North American oil supply, from end-to-end is very dynamic right now. In 2013, Quebec and Atlantic refiners imported more than 660,000 barrels a day of foreign crude, only 15 per cent of which was from the United States. Remarkably, the barrel accounting has now changed significantly: Today almost 50 per cent of the imports east of Ontario are being sourced from the prolific U.S. oil boom.

For Eastern Canada, there are two issues to consider in light of this dramatic change. First, Eastern Canada is now becoming heavily dependent on American tight oil. Although this new, politically friendly and stable source of oil is surging in production, there is no guarantee it will continue to flow prolifically to Canadians in the future. Some analysts suggest that U.S. tight oil supply may start declining in the early part of the next decade. We won't know until we get there. But why wait for the answer? Energy East will be able to deliver oil for many decades, and if needed, the western provinces can supply all of Confederation with certainty for that long and beyond.

The second issue is that eastern refiners are now receiving more than half of their oil by rail or U.S. Gulf Coast tanker. But these deliveries come at a cost. Based on the tolls released in the Energy East filing to the National Energy Board, delivering crude oil to the East Coast by Energy East would save $10 a barrel over rail; savings compared to U.S. Gulf tanker shipments would be of a similar magnitude. Lower transportation costs will benefit both Canadian producers and eastern refiners. Note that for eastern refiners, a lack of competitiveness has taken prisoners: Two refineries – Imperial Dartmouth and Shell Montreal – have been shut down since 2010.

There are many reasons, from nationalism to capitalism, that make Energy East an important Canadian infrastructure project. Add one more thing to the value-add list: Energy East recycles the Mainline.

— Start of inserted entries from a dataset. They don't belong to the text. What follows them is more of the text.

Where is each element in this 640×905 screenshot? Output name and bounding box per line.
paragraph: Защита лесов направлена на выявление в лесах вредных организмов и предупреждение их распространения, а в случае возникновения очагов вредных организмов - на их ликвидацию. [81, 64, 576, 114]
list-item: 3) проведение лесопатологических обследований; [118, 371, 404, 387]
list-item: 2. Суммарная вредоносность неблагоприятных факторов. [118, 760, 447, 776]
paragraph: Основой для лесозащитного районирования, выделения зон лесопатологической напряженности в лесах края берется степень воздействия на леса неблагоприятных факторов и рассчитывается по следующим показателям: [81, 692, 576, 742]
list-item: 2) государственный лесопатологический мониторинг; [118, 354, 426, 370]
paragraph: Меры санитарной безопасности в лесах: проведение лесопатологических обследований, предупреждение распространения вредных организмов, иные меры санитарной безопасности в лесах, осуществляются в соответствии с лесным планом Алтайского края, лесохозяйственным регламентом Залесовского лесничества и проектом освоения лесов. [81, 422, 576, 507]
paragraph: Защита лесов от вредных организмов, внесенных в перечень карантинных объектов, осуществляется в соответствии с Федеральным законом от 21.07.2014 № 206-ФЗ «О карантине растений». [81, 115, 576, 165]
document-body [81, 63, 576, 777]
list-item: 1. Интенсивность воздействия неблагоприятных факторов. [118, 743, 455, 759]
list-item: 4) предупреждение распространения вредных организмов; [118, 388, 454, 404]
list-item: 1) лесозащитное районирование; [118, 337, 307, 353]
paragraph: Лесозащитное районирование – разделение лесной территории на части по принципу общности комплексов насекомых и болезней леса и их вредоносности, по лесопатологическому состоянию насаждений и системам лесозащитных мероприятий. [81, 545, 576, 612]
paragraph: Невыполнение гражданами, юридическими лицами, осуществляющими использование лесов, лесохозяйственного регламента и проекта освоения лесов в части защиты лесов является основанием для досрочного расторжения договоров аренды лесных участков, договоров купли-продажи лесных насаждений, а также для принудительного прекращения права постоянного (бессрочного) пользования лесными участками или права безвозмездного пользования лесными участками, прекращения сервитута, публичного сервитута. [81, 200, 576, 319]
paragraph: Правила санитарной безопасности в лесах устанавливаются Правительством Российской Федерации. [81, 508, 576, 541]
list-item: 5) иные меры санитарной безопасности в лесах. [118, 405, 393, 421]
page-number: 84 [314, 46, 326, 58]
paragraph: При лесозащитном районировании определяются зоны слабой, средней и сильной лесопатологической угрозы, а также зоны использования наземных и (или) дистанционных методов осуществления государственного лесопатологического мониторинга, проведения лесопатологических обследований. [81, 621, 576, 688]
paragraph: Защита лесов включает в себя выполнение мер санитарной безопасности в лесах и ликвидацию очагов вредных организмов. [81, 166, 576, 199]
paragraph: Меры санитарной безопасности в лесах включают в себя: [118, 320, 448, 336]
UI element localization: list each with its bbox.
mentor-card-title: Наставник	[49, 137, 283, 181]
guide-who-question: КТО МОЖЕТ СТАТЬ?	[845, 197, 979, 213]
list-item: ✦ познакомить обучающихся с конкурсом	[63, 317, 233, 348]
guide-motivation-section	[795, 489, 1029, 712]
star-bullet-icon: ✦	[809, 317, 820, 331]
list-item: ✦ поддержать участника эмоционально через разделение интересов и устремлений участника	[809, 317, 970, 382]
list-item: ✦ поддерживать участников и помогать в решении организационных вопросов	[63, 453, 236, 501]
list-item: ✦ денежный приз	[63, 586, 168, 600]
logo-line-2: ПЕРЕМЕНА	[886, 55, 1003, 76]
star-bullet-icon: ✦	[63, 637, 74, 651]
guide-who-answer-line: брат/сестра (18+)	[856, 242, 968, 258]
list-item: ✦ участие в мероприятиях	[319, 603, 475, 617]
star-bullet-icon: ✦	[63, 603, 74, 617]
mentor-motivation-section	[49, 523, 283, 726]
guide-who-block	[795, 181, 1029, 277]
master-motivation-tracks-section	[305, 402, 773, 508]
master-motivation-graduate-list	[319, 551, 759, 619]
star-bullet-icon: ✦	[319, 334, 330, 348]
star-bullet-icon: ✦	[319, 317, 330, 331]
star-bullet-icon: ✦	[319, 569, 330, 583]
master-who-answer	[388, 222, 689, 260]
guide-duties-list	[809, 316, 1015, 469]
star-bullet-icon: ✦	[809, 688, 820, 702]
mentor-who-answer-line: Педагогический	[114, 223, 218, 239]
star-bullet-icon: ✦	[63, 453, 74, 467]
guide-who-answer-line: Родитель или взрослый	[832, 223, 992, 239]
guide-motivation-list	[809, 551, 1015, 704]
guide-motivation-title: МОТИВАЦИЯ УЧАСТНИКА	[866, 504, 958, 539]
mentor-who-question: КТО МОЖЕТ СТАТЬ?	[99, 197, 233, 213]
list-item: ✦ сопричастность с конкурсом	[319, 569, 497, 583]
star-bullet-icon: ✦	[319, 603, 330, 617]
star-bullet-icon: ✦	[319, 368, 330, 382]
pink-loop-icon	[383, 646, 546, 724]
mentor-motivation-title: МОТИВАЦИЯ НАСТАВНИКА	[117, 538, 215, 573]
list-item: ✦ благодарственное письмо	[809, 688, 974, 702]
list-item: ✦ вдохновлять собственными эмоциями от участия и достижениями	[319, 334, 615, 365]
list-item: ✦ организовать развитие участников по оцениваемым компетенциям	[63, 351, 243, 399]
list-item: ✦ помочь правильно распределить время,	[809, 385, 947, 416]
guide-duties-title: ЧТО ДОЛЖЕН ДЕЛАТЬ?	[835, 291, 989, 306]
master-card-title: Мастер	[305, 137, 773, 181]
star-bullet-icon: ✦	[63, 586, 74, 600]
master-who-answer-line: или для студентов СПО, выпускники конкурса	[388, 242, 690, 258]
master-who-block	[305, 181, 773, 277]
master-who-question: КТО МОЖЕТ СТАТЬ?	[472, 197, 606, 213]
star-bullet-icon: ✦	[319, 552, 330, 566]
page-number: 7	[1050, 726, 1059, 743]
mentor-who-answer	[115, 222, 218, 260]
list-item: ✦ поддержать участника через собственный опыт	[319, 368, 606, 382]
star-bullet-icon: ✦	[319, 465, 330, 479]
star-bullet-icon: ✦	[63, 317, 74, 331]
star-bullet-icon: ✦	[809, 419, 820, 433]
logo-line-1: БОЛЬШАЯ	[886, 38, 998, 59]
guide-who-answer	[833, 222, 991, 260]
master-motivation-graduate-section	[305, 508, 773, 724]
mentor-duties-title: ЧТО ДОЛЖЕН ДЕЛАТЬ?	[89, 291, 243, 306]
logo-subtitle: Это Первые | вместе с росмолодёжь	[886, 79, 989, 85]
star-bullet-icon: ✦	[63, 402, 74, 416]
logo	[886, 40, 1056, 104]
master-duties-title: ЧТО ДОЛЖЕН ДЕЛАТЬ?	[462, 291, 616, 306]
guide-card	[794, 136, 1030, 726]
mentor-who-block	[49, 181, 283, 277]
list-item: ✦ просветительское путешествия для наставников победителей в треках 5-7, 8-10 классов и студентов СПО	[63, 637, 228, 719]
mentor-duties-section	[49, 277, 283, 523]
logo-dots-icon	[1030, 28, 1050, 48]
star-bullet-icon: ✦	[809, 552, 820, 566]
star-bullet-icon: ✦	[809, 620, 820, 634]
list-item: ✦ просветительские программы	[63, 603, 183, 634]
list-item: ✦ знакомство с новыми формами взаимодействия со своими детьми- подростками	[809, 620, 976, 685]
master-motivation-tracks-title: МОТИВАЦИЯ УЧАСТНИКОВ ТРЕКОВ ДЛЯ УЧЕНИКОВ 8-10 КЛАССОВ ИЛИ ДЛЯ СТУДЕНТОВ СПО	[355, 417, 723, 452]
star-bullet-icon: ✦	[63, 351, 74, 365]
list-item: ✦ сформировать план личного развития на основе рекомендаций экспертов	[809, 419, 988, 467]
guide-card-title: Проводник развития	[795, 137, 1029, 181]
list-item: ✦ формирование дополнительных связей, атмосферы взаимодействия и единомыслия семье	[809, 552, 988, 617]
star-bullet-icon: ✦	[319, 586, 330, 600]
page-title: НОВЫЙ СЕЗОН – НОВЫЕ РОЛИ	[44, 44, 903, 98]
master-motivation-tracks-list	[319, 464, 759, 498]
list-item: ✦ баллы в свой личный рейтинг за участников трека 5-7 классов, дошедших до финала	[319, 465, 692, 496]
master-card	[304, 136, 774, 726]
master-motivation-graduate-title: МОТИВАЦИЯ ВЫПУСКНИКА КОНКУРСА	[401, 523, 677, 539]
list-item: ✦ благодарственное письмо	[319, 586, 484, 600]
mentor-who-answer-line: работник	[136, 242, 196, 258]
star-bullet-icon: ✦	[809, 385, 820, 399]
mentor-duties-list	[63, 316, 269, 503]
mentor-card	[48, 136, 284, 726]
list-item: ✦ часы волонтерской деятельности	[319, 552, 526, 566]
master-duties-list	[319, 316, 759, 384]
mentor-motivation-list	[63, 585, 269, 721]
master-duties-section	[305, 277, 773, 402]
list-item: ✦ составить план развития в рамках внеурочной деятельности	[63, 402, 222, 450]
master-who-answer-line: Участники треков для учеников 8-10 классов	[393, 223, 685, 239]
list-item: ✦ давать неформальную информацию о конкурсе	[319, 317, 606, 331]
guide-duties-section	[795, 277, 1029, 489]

TransCanada's cross-country natural gas pipe, the renowned Mainline, is now running half the volumes it used to in its heyday. The math is such that the lower the Mainline's capacity utilization, the higher the cost to transport 1,000 cubic feet of Canadian natural gas from one end of the country to the other. That's a big reason why end-of-pipe producers in places like Northeast B.C. can no longer compete with U.S. shale gas in eastern markets. Converting part of the Mainline to oil – as is proposed in Energy East – will put more of the relic pipe to use and help offset the high cost of transporting Canadian natural gas. So it's a bonus: What's good for the nation's oil supply is also good for its natural gas.

Peter Tertzakian is chief energy economist at ARC Financial Corp. in Calgary and the author of two best-selling books, A Thousand Barrels a Second and The End of Energy Obesity.